You might want to try photo paper for your first images. If you do, you'll find RC multigrade mat paper is ideal for gray days. RC also dries perfectly flat for contact printing to make positive prints. (If you use RC glossy paper in a curved back camera, you sometimes will get an undesirable reflection down the middle of the paper.) For your first images, you might want to keep your camera still by placing it on a wall or on the ground, or on a tripod if your camera has a tripod mount. Also, do not allow the sun to hit the pinhole because it overexposes the film, although later on you may want to experiment with its spectral effects, unusual in both black and white and color.
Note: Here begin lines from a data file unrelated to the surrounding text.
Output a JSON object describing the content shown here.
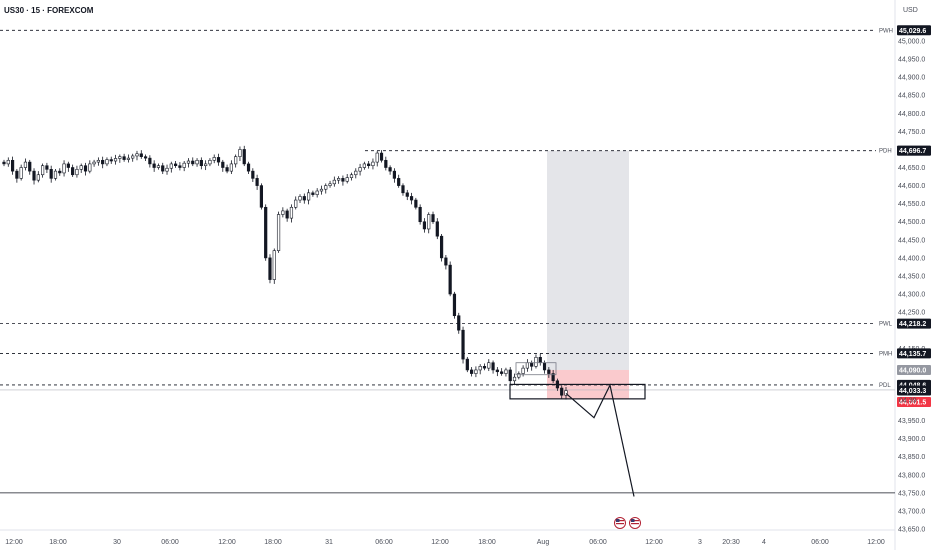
{
  "header": {
    "symbol_title": "US30 · 15 · FOREXCOM",
    "currency": "USD"
  },
  "chart_data": {
    "type": "candlestick",
    "ylim": [
      43640,
      45100
    ],
    "y_ticks": [
      {
        "value": 45000,
        "label": "45,000.0"
      },
      {
        "value": 44950,
        "label": "44,950.0"
      },
      {
        "value": 44900,
        "label": "44,900.0"
      },
      {
        "value": 44850,
        "label": "44,850.0"
      },
      {
        "value": 44800,
        "label": "44,800.0"
      },
      {
        "value": 44750,
        "label": "44,750.0"
      },
      {
        "value": 44650,
        "label": "44,650.0"
      },
      {
        "value": 44600,
        "label": "44,600.0"
      },
      {
        "value": 44550,
        "label": "44,550.0"
      },
      {
        "value": 44500,
        "label": "44,500.0"
      },
      {
        "value": 44450,
        "label": "44,450.0"
      },
      {
        "value": 44400,
        "label": "44,400.0"
      },
      {
        "value": 44350,
        "label": "44,350.0"
      },
      {
        "value": 44300,
        "label": "44,300.0"
      },
      {
        "value": 44250,
        "label": "44,250.0"
      },
      {
        "value": 44150,
        "label": "44,150.0"
      },
      {
        "value": 43950,
        "label": "43,950.0"
      },
      {
        "value": 43900,
        "label": "43,900.0"
      },
      {
        "value": 43850,
        "label": "43,850.0"
      },
      {
        "value": 43800,
        "label": "43,800.0"
      },
      {
        "value": 43750,
        "label": "43,750.0"
      },
      {
        "value": 43700,
        "label": "43,700.0"
      },
      {
        "value": 43650,
        "label": "43,650.0"
      }
    ],
    "x_ticks": [
      "12:00",
      "18:00",
      "30",
      "06:00",
      "12:00",
      "18:00",
      "31",
      "06:00",
      "12:00",
      "18:00",
      "Aug",
      "06:00",
      "12:00",
      "3",
      "20:30",
      "4",
      "06:00",
      "12:00"
    ],
    "levels": [
      {
        "name": "PWH",
        "value": 45029.6,
        "label": "45,029.6",
        "style": "dashed",
        "tag_color": "#131722"
      },
      {
        "name": "PDH",
        "value": 44696.5,
        "label": "44,696.5",
        "style": "dashed",
        "tag_color": "#9598a1"
      },
      {
        "name": "PWL",
        "value": 44218.2,
        "label": "44,218.2",
        "style": "dashed",
        "tag_color": "#131722"
      },
      {
        "name": "PMH",
        "value": 44135.7,
        "label": "44,135.7",
        "style": "dashed",
        "tag_color": "#131722"
      },
      {
        "name": "PDL",
        "value": 44048.6,
        "label": "44,048.6",
        "style": "dashed",
        "tag_color": "#131722"
      }
    ],
    "price_tags": [
      {
        "value": 44696.7,
        "label": "44,696.7",
        "color": "#131722"
      },
      {
        "value": 44090.0,
        "label": "44,090.0",
        "color": "#9598a1"
      },
      {
        "value": 44033.3,
        "label": "44,033.3",
        "color": "#131722"
      },
      {
        "value": 44001.5,
        "label": "44,001.5",
        "color": "#f23645"
      }
    ],
    "countdown": "04:39",
    "close_series": [
      44660,
      44670,
      44640,
      44620,
      44650,
      44665,
      44640,
      44615,
      44630,
      44655,
      44645,
      44620,
      44640,
      44635,
      44660,
      44650,
      44630,
      44645,
      44655,
      44640,
      44660,
      44665,
      44670,
      44660,
      44672,
      44668,
      44675,
      44680,
      44672,
      44676,
      44682,
      44688,
      44680,
      44676,
      44660,
      44650,
      44655,
      44640,
      44648,
      44660,
      44655,
      44650,
      44662,
      44668,
      44660,
      44670,
      44655,
      44660,
      44670,
      44678,
      44665,
      44650,
      44640,
      44660,
      44680,
      44700,
      44660,
      44640,
      44620,
      44600,
      44540,
      44400,
      44340,
      44420,
      44520,
      44530,
      44510,
      44540,
      44560,
      44570,
      44560,
      44580,
      44575,
      44585,
      44590,
      44600,
      44605,
      44615,
      44620,
      44612,
      44622,
      44630,
      44640,
      44650,
      44660,
      44655,
      44665,
      44690,
      44670,
      44650,
      44640,
      44620,
      44600,
      44580,
      44570,
      44560,
      44540,
      44500,
      44480,
      44520,
      44500,
      44460,
      44400,
      44380,
      44300,
      44240,
      44200,
      44120,
      44090,
      44080,
      44090,
      44100,
      44095,
      44110,
      44090,
      44085,
      44080,
      44090,
      44060,
      44070,
      44080,
      44095,
      44110,
      44100,
      44125,
      44110,
      44090,
      44080,
      44060,
      44040,
      44020,
      44033
    ],
    "candle_time_range": [
      "12:00",
      "Aug 06:00"
    ],
    "annotations": {
      "short_position": {
        "entry": 44090,
        "stop": 44050,
        "target": 44696.5
      },
      "projection_path": [
        44025,
        43958,
        44048,
        43740
      ],
      "bottom_level": 43750,
      "box_zone": [
        44010,
        44050
      ]
    },
    "grid": false,
    "legend": "none"
  },
  "colors": {
    "up": "#131722",
    "down": "#131722",
    "target_zone": "#e3e4e8",
    "stop_zone": "#f9c4c8",
    "axis_text": "#4a4e59"
  },
  "event_icons": [
    "us-flag-icon",
    "us-flag-icon"
  ]
}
Pinhole has a remarkable history in both science and art. Pinholes in the ceiling of many early cathedrals in Europe were used for telling time in the middle ages, and in fact the Gregorian calendar (1582) was achieved through use of pinhole imaging of the sun at the Tower of Winds in the Vatican in Rome. Leonardo da Vinci, Rene Decartes, Albrecht Durer, and Isaac Newton all used pinhole for research. The first photographic pinhole images probably came from the 1850's. In the 1890's pinhole photography was widely used to achieve "atmospheric" soft focus imaging. The first disposable camera "The Ready Fotografer" was pinhole, manufactured in 1892. The Nobel prize winner, Lord Rayleigh, researched pinhole in the 1880s to achieve the optimal pinhole formulas still used by scientists today.

In the past two decades, a great amount of fascinating pinhole imagery has been made by many photographers throughout the world. A selection of pinhole photographs and cameras can be seen in our Select Images from the Permanent Collection. Thomas Bachler of Germany made pinhole images by placing film in his mouth and forming his lips into a pinhole. When the Berlin Wall came down, Marcus Kaiser used holes in the wall as the vessel for his camera, placing a film holder taped to one side of the hole, and a pinhole taped to the other side of the hole. He then reversed the procedure, so that he could make pinhole images of both East and West Berlin. Dominique Stroobant of Italy made six month long pinhole exposures of the sun crossing the sky. Anyone interested in seeing a huge variety of pinhole images can find them in Pinhole Journal, our magazine dedicated to pinhole photography.